Au salon automobile de Francfort, Michael Frosch lorgne différentes Jeep en exposition: les déboires du constructeur, victime cet été du piratage d'un de ses modèles, ont retenu son attention et celle d'une industrie soucieuse de préserver la confiance des conducteurs.
Le commercial de 41 ans possède une Jeep Grand Cherokee, un modèle proche du Cherokee que deux chercheurs américains ont réussi à faire ralentir ou freiner à distance, en pénétrant dans le système de navigation avec leur ordinateur, via l'accès internet du système de divertissement embarqué.
"J'ai le même système de navigation dans mon véhicule", constate M. Frosch. "Mais je ne suis pas assez important pour qu'on veuille m'envoyer contre un arbre", se rassure-t-il.
Jeep a dû rappeler 1,4 million de voitures aux Etats-Unis après cette faille, un événement qui "a ouvert les yeux à pas mal de gens" dans la branche, relate Ricardo Reyes, vice-président de Tesla.

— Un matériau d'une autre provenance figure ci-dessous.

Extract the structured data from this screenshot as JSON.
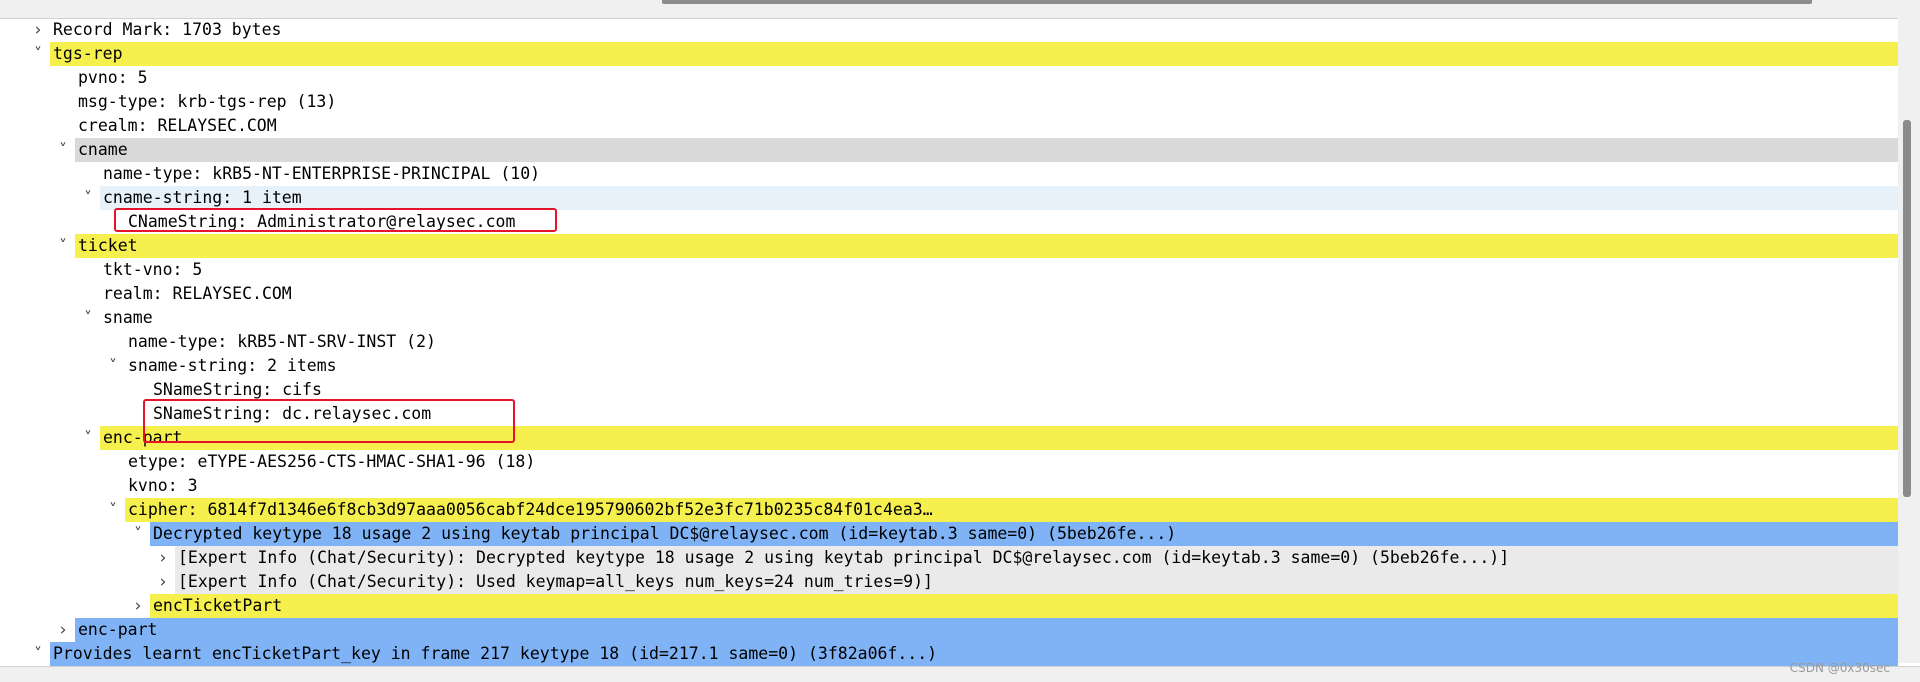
{
  "colors": {
    "yellow": "#f5f04e",
    "blue": "#7fb3f5",
    "grey": "#d9d9d9",
    "lightblue": "#e6f1fa",
    "lightgrey": "#eaeaea",
    "highlight_box": "#e8132a"
  },
  "tree": {
    "rows": [
      {
        "depth": 0,
        "toggle": "collapsed",
        "text": "Record Mark: 1703 bytes",
        "bg": "none"
      },
      {
        "depth": 0,
        "toggle": "expanded",
        "text": "tgs-rep",
        "bg": "yellow"
      },
      {
        "depth": 1,
        "toggle": "none",
        "text": "pvno: 5",
        "bg": "none"
      },
      {
        "depth": 1,
        "toggle": "none",
        "text": "msg-type: krb-tgs-rep (13)",
        "bg": "none"
      },
      {
        "depth": 1,
        "toggle": "none",
        "text": "crealm: RELAYSEC.COM",
        "bg": "none"
      },
      {
        "depth": 1,
        "toggle": "expanded",
        "text": "cname",
        "bg": "grey"
      },
      {
        "depth": 2,
        "toggle": "none",
        "text": "name-type: kRB5-NT-ENTERPRISE-PRINCIPAL (10)",
        "bg": "none"
      },
      {
        "depth": 2,
        "toggle": "expanded",
        "text": "cname-string: 1 item",
        "bg": "lightblue"
      },
      {
        "depth": 3,
        "toggle": "none",
        "text": "CNameString: Administrator@relaysec.com",
        "bg": "none"
      },
      {
        "depth": 1,
        "toggle": "expanded",
        "text": "ticket",
        "bg": "yellow"
      },
      {
        "depth": 2,
        "toggle": "none",
        "text": "tkt-vno: 5",
        "bg": "none"
      },
      {
        "depth": 2,
        "toggle": "none",
        "text": "realm: RELAYSEC.COM",
        "bg": "none"
      },
      {
        "depth": 2,
        "toggle": "expanded",
        "text": "sname",
        "bg": "none"
      },
      {
        "depth": 3,
        "toggle": "none",
        "text": "name-type: kRB5-NT-SRV-INST (2)",
        "bg": "none"
      },
      {
        "depth": 3,
        "toggle": "expanded",
        "text": "sname-string: 2 items",
        "bg": "none"
      },
      {
        "depth": 4,
        "toggle": "none",
        "text": "SNameString: cifs",
        "bg": "none"
      },
      {
        "depth": 4,
        "toggle": "none",
        "text": "SNameString: dc.relaysec.com",
        "bg": "none"
      },
      {
        "depth": 2,
        "toggle": "expanded",
        "text": "enc-part",
        "bg": "yellow"
      },
      {
        "depth": 3,
        "toggle": "none",
        "text": "etype: eTYPE-AES256-CTS-HMAC-SHA1-96 (18)",
        "bg": "none"
      },
      {
        "depth": 3,
        "toggle": "none",
        "text": "kvno: 3",
        "bg": "none"
      },
      {
        "depth": 3,
        "toggle": "expanded",
        "text": "cipher: 6814f7d1346e6f8cb3d97aaa0056cabf24dce195790602bf52e3fc71b0235c84f01c4ea3…",
        "bg": "yellow"
      },
      {
        "depth": 4,
        "toggle": "expanded",
        "text": "Decrypted keytype 18 usage 2 using keytab principal DC$@relaysec.com (id=keytab.3 same=0) (5beb26fe...)",
        "bg": "blue"
      },
      {
        "depth": 5,
        "toggle": "collapsed",
        "text": "[Expert Info (Chat/Security): Decrypted keytype 18 usage 2 using keytab principal DC$@relaysec.com (id=keytab.3 same=0) (5beb26fe...)]",
        "bg": "lightgrey"
      },
      {
        "depth": 5,
        "toggle": "collapsed",
        "text": "[Expert Info (Chat/Security): Used keymap=all_keys num_keys=24 num_tries=9)]",
        "bg": "lightgrey"
      },
      {
        "depth": 4,
        "toggle": "collapsed",
        "text": "encTicketPart",
        "bg": "yellow"
      },
      {
        "depth": 1,
        "toggle": "collapsed",
        "text": "enc-part",
        "bg": "blue"
      },
      {
        "depth": 0,
        "toggle": "expanded",
        "text": "Provides learnt encTicketPart_key in frame 217 keytype 18 (id=217.1 same=0) (3f82a06f...)",
        "bg": "blue"
      }
    ]
  },
  "watermark": "CSDN @0x30sec"
}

"On s'est mobilisés bien avant" la mésaventure de Jeep mais "la prise de conscience est d'autant plus forte", renchérit auprès de l'AFP Brigitte Courtehoux, directrice de l'unité services connectés et mobilité du français PSA (PARIS:PEUP) Peugeot Citroën.

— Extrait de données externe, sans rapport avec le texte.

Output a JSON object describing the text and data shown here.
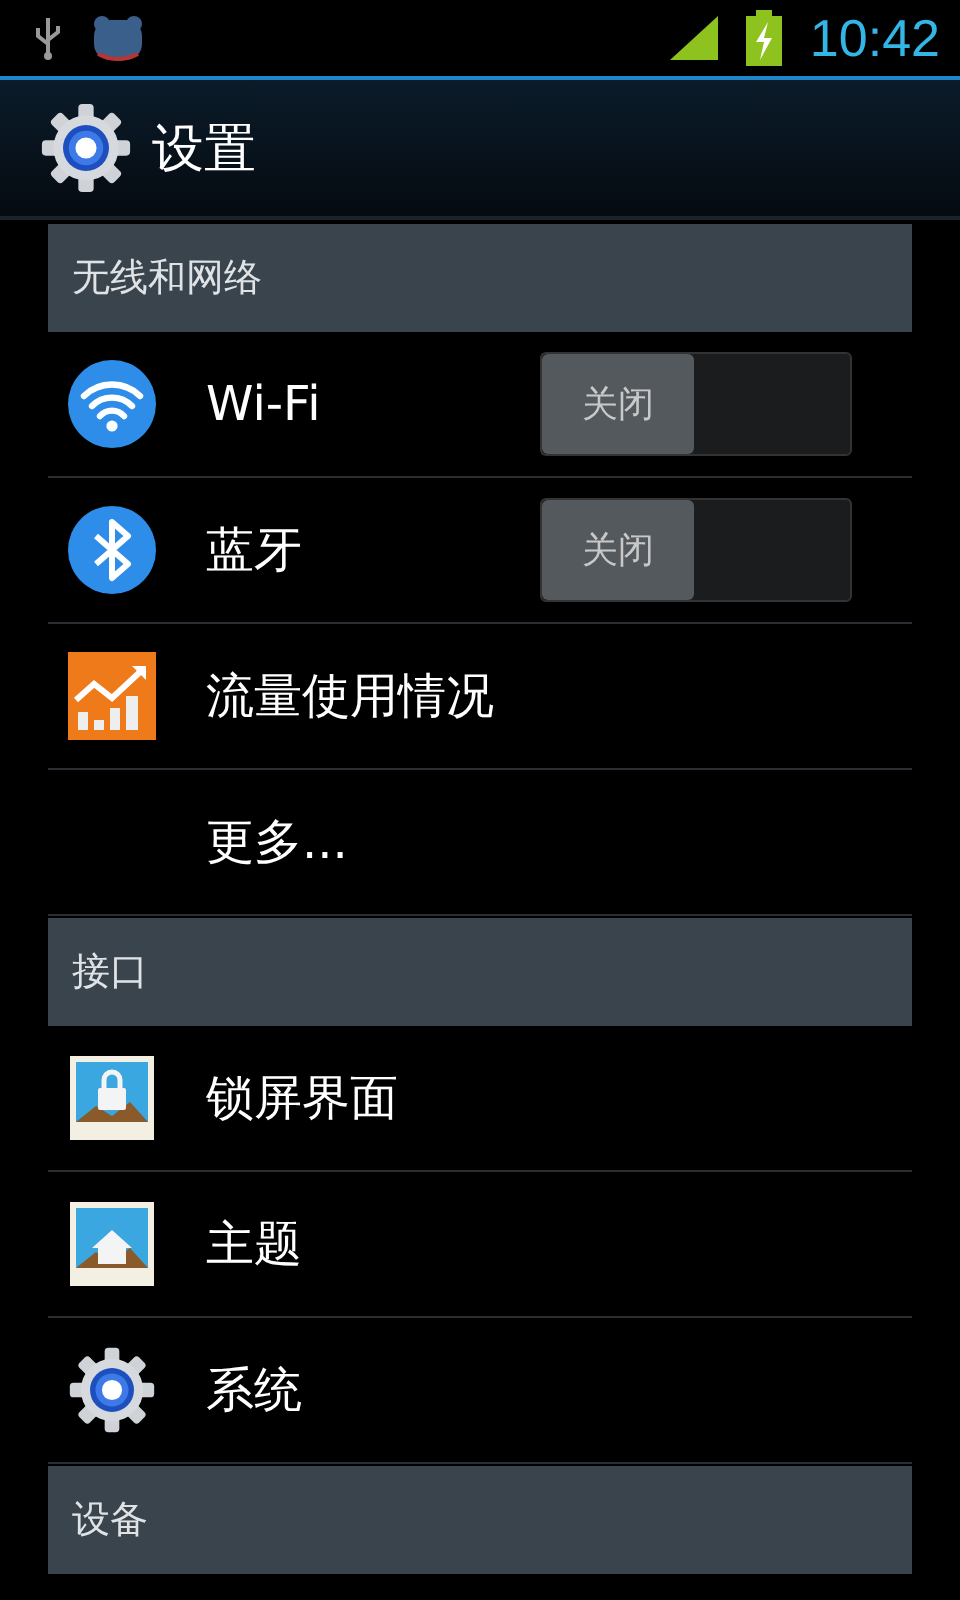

Alors que Volkswagen (XETRA:VOWG) promet de transformer "chacune de nos nouvelles voitures en smartphone sur roues" d'ici 2020, l'automobile est appelée à devenir comme les autres objets connectés la cible de hackers en tout genre. Environ 150 millions de voitures connectées seront en circulation dans le monde en 2020, selon le cabinet Gartner.
Pour l'instant "le piratage des voitures n'a pas encore de modèle économique clair. Mais une fois que votre voiture enregistrera des informations sensibles, cela attirera les criminels", prévoit Egil Juliussen, analyste du cabinet IHS. Et ils cadenceront leur pas sur toutes les avancées technologiques.
"Lorsque vous créez une voiture sûre, elle est sûre pour toujours. Lorsque vous créez une voiture connectée sécuritaire, elle n'est sûre que momentanément", jusqu'à ce qu'une faille apparaisse, observe Andrey Nikishin, directeur de la prospective chez l'expert en cybersécurité Kaspersky.
- "Pas un grand défi" -
A l'heure actuelle, "il n'est pas vraiment facile de pirater n'importe quelle voiture dans la rue, mais pour un hacker professionnel, ce n'est pas un grand défi" pour peu qu'il ait du temps devant lui, poursuit le spécialiste.
A Londres par exemple, environ 6.000 voitures ont été volées en 2014 sans effraction physique, simplement en piratant l'ouverture du véhicule, selon la police de la ville.
Mais vols ou accidents ne sont pas la plus grande menace, selon M. Nikishin. La protection des données "est le problème le plus urgent car il est beaucoup plus facile de voler des informations" gérées par le véhicule, souligne M. Nikishin.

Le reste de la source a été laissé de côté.